U.S. Approves United Tech Purchase of Rockwell Collins (excerpt)
(Source: Reuters; published Oct. 01, 2018)
WASHINGTON --- U.S. aerospace and industrial company United Technologies Corp has won U.S. approval to buy avionics maker Rockwell Collins Inc., as long as it sells certain assets, with Chinese approval of the deal still pending.

The acquisition, announced in September 2017, would be the largest in aerospace history and create a new player in the top echelon of suppliers to Boeing, Airbus, Bombardier and other plane makers.

To win U.S. approval for the $23 billion deal, UTC agreed to sell two Rockwell Collins’ businesses - one that sells systems that de-ice planes and another that sells trimmable horizontal stabilizer actuators that help aircraft maintain altitude, the Justice Department said on Monday. (end of excerpt)

Click here for the full story, on the Reuters website.


Justice Department Requires UTC to Divest Two Aerospace Businesses to Proceed with Acquisition of Rockwell Collins
(Source: US Department of Justice; issued Oct 01, 2018)
The Department of Justice announced today that it will require United Technologies Corporation (UTC) to divest two businesses critical to the safe operation of aircraft to proceed with its acquisition of Rockwell Collins.

First, UTC will divest Rockwell Collins’s pneumatic ice protection systems business. Pneumatic ice protection systems remove ice from the wing of an aircraft by means of an inflatable rubber de-icing boot.

Second, UTC will divest Rockwell Collins’s trimmable horizontal stabilizer actuators (THSAs) business. THSAs ensure that an aircraft maintains altitude during flight by adjusting the angle of the horizontal tail surface.

“Today’s remedy ensures that customers continue to benefit from competition in the supply of these two aircraft components that are critical to safety,” said Assistant Attorney General Makan Delrahim of the Antitrust Division. “The remedy allows the divestiture buyers to compete vigorously to provide high quality systems and service to customers.”

The Department’s Antitrust Division today filed a civil antitrust lawsuit today in the U.S. District Court for the District of Columbia to enjoin the proposed acquisition, along with a proposed settlement that, if approved by the court, would resolve the competitive concerns alleged in the lawsuit.

The Department said that, without the divestitures, the proposed acquisition would lessen competition substantially in the market for ice protection systems, by combining two of the world’s three suppliers of pneumatic ice protection systems, and in the market for THSAs, by combining two of the world’s leading producers of THSAs.

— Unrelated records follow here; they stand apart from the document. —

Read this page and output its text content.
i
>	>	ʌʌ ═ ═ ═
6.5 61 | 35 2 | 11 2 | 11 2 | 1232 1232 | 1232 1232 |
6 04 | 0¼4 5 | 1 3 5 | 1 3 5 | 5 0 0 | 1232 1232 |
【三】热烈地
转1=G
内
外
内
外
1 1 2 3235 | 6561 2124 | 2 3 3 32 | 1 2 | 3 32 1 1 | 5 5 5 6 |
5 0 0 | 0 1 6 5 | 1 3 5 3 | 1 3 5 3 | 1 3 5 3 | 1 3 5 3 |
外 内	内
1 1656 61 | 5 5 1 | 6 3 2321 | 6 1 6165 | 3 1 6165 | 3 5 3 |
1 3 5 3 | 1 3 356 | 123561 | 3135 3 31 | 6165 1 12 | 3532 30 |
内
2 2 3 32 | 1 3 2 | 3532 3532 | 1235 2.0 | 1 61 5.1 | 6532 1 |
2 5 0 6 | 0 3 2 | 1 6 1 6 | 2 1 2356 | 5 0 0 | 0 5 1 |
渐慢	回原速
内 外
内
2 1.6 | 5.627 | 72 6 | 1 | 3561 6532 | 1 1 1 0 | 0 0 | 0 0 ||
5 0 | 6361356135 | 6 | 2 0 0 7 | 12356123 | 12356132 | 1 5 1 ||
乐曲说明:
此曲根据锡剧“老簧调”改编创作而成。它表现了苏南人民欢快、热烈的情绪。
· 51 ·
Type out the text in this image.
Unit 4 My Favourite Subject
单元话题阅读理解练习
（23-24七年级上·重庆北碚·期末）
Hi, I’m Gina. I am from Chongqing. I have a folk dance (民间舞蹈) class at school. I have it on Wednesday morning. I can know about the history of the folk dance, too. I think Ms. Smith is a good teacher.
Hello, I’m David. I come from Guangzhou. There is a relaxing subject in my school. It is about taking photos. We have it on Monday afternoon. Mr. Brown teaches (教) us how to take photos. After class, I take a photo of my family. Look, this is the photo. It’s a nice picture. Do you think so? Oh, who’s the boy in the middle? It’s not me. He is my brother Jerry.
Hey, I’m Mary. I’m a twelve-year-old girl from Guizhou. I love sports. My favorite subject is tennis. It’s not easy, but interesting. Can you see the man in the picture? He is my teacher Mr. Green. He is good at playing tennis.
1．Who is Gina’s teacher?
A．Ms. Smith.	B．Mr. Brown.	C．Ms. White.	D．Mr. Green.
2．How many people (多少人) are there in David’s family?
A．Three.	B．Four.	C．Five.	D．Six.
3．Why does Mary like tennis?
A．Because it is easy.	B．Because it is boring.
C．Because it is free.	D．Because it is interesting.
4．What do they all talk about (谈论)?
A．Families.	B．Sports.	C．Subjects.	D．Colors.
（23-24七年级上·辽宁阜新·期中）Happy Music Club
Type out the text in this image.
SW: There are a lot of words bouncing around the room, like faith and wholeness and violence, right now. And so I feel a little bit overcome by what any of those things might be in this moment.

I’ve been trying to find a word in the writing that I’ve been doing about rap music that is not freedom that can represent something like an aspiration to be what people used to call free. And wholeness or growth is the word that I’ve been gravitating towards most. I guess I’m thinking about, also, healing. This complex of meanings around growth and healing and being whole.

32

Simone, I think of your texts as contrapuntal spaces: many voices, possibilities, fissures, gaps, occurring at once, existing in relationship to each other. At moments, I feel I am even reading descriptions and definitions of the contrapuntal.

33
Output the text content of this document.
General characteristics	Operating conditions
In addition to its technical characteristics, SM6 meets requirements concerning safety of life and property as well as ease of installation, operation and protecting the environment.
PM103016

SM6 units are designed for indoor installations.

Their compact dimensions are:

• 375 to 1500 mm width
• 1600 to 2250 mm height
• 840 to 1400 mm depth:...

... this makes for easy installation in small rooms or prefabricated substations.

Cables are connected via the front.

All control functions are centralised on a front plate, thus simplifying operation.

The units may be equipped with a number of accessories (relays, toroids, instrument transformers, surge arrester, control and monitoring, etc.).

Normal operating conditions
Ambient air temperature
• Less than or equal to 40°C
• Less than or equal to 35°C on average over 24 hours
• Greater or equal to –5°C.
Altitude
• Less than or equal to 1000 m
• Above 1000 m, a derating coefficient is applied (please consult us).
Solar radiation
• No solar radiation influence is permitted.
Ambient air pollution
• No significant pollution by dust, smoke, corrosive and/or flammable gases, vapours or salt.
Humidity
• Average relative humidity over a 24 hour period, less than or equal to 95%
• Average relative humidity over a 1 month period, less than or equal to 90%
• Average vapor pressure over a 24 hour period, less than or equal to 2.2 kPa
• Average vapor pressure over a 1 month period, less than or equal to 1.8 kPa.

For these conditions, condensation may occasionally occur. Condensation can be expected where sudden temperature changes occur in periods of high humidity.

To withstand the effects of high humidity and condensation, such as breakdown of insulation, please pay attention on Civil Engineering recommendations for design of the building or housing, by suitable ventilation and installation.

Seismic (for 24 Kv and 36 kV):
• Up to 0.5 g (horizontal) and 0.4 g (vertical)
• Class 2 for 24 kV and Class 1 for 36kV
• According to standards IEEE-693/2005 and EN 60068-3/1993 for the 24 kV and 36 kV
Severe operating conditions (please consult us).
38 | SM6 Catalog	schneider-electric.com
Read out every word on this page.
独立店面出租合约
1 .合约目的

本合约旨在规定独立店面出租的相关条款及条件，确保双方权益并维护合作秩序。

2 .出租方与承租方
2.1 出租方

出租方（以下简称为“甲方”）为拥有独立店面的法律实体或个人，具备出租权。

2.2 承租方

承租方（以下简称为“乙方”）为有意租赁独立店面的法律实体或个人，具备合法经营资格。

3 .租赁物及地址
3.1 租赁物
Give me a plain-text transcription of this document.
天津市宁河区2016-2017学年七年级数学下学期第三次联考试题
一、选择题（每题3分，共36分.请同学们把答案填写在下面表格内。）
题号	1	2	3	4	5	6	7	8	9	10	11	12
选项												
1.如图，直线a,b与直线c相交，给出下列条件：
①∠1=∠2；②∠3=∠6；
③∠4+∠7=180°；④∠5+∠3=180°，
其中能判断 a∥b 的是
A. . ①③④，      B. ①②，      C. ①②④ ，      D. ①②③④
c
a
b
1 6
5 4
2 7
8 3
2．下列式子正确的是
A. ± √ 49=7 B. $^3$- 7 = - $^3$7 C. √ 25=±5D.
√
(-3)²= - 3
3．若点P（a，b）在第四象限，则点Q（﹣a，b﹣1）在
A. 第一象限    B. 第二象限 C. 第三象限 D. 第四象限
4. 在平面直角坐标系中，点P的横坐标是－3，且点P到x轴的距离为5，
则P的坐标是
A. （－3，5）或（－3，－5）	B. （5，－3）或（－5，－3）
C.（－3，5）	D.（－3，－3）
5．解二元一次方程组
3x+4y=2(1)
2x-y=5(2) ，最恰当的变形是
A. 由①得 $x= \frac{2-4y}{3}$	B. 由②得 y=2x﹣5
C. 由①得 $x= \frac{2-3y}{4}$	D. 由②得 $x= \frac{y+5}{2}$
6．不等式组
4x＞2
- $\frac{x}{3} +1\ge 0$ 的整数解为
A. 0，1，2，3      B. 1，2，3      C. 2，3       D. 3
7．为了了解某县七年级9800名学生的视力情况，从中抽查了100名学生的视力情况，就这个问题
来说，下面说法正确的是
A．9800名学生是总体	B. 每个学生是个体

Under the terms of the proposed settlement, UTC must divest Rockwell Collins’s ice protection systems business to an acquirer approved by the United States. UTC also must divest Rockwell Collins’s THSA business to Safran S.A., an established aerospace supplier, or an alternate acquirer approved by the United States.

The Antitrust Division, the European Commission, and the Competition Bureau of Canada cooperated closely throughout the course of their respective investigations.

UTC is incorporated in Delaware and has its headquarters in Farmington, Connecticut. UTC produces a wide range of products for the aerospace industry and other industries. In 2017, UTC had revenues of approximately $59.8 billion.

Rockwell Collins is incorporated in Delaware and is headquartered in Cedar Rapids, Iowa. Rockwell Collins is a major provider of aerospace and defense electronics systems. In 2017, Rockwell Collins had revenues of approximately $6.8 billion.

As required by the Tunney Act, the proposed settlement, along with a competitive impact statement, will be published in the Federal Register.

Any person may submit written comments concerning the proposed settlement during a 60-day comment period to Maribeth Petrizzi, Chief, Defense, Industrials, and Aerospace Section, Antitrust Division, U.S. Department of Justice, 450 Fifth Street, N.W., Suite 8700, Washington, D.C. 20530.

At the conclusion of the 60-day comment period, the U.S. District Court for the District of Columbia may enter the final judgment upon finding it is in the public interest.